Midway through my set of pullups, I stopped to check on him after he dropped a squat on the safety rack in front of me. He was strong, 6’3, 235 by my best guess, and most of that was muscle. He’d failed a squat of ~200lbs on what I could only guess was his 30th rep (or more). Exhausted, he told me “I had to get to failure.”
“Yeah, that was impressive! What was that, 30 reps?”
“Honestly, I have no clue.”
“What a way to start off leg day.”
“Oh, it’s not even my leg day…”
He then told me a friend of his had challenged him to go to failure more often in the gym. He was supposed to start yesterday, but he backed out at the very end of his set. The goal was to squat until you can’t. Not until you THINK you can’t, but until the bar overcomes you, and you drop it on the safety racks below. The day before, he’d racked the bar after many reps instead of continuing to try.
“It bothered me so much that I lost sleep. It was all I could think about before bed. So I told myself, ‘I'm going back tomorrow, and I’m finishing it.’”
And he did.
In doing so, he inspired me to try the same.
Squat is a lift I’ve become comfortable with, and I trusted my form and practice enough to try. The next day, on my leg day, I built up to a heavy set of 3 to prime my body for full muscle recruitment. The plan was 20, then 20, then as many as possible.
The first set of 20 was easy. After cutting the weight almost in half from my final warmup set, my nervous system was overprepared to lift lighter weight. The second set of 20, not as much. I started to feel nauseous. My legs were tight, my back was tight, I was out of breath, and my mind was focused on one thing: how much my body was struggling. My focus was no longer on the work, but on the work’s effect on me. Despite my complaints, the bar would not move itself. I found inspiration in the work that man had done. So, ignoring my condition, I went.

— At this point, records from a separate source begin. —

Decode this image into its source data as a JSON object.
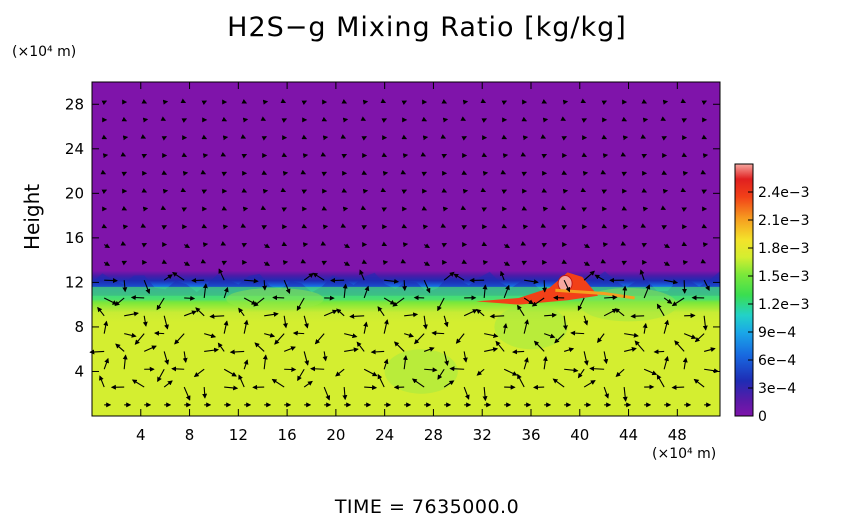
{
  "chart_data": {
    "type": "heatmap",
    "title": "H2S−g Mixing Ratio [kg/kg]",
    "ylabel": "Height",
    "y_unit": "(×10⁴ m)",
    "x_unit": "(×10⁴ m)",
    "footer": "TIME  =  7635000.0",
    "xlim": [
      0,
      51.5
    ],
    "ylim": [
      0,
      30
    ],
    "x_ticks": [
      4,
      8,
      12,
      16,
      20,
      24,
      28,
      32,
      36,
      40,
      44,
      48
    ],
    "y_ticks": [
      4,
      8,
      12,
      16,
      20,
      24,
      28
    ],
    "colorbar": {
      "min": 0,
      "max": 0.0027,
      "tick_values": [
        0,
        0.0003,
        0.0006,
        0.0009,
        0.0012,
        0.0015,
        0.0018,
        0.0021,
        0.0024
      ],
      "tick_labels": [
        "0",
        "3e−4",
        "6e−4",
        "9e−4",
        "1.2e−3",
        "1.5e−3",
        "1.8e−3",
        "2.1e−3",
        "2.4e−3"
      ]
    },
    "field": {
      "background_upper": 0,
      "lower_layer_value": 0.0016,
      "interface_height": 12,
      "high_concentration_region": {
        "x_range": [
          32,
          42
        ],
        "y_range": [
          10,
          13
        ],
        "peak": 0.0026
      }
    },
    "overlay": "velocity vectors"
  },
  "colors": {
    "upper_layer": "#7f14aa",
    "lower_layer": "#d4ee30",
    "interface": [
      "#1e2cb4",
      "#1aa0e8",
      "#2fd694"
    ],
    "hotspot": [
      "#ff3a10",
      "#ff9070"
    ],
    "arrows": "#000000"
  }
}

I understand how easy it is to lose count in a set where you plan to fail. I don’t think I began counting in the first place. Was it 10? 30? I have no way to know. But as I kept going, the desire to stop only grew. Until that failed rep, until the bar hit the safeties, I wanted to stop.
As my vision stared to fade, I continued pushing until the weight overcame me, and clattered off my back and onto the safeties. It took me several minutes to catch my breath, but the moment I was done, my desire to quit turned immediately into satisfaction. I’d made it through. I had successfully failed.

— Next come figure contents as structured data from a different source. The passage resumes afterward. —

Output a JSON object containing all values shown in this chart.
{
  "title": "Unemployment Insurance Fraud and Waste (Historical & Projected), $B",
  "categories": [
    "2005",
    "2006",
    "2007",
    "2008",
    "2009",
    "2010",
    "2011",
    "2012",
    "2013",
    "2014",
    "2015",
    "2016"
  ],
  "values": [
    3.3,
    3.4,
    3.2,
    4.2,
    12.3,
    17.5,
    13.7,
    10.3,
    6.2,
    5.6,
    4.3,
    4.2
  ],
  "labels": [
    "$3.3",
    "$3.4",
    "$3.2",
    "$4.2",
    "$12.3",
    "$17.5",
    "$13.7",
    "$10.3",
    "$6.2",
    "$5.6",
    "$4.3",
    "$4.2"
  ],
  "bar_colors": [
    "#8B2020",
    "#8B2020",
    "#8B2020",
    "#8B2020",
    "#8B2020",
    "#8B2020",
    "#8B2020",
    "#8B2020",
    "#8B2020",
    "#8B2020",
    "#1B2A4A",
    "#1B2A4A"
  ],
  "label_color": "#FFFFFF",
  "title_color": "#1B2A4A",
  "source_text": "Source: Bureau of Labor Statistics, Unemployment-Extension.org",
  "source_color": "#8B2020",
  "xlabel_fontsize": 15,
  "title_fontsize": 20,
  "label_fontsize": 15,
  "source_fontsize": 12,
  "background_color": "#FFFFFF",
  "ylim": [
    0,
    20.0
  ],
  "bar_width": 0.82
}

Our minds tend to exaggerate risks. In a world more devoid of risk than at any point in human history, we invent new fears. Fear is a tool - a guide that cautions us and protected our ancestors from very real and present dangers. But in the relative safety net cast around many of us in developed countries, fear can quickly turn into irrationality. We fear failure. We fear pain. We fear setbacks. And often, our fear is far disproportionate to the true consequence of failure itself. The solution to this is simple, but far from easy.
The only way to defeat fear is to face it. The only path beyond is through. In a world which romanticizes comfortability, this can be all too easy to forget. Being comfortable for too long reduces our tolerance for pain. This is not to say we should always be in pain, but we should not always be in comfort either.
So ask yourself: What are you afraid of, and how will you face it?
Devise a plan, develop a strategy, then follow the steps. If your fears are keeping you from growing into a better version of yourself, prepare for battle, and face them. Once you’re on the other side, your capabilities will surprise you. Our greatest defeats are often psychological. Therefore, train the mind, and the rest will follow.


It really is an incredible blessing to live in the United States. Especially when you compare our standard of living to the societies of the past. Having it so good, being so far removed from danger, we compensate for that with synthetic fears/problems. So, great point, Tyler, we've got to stay grounded and keep going!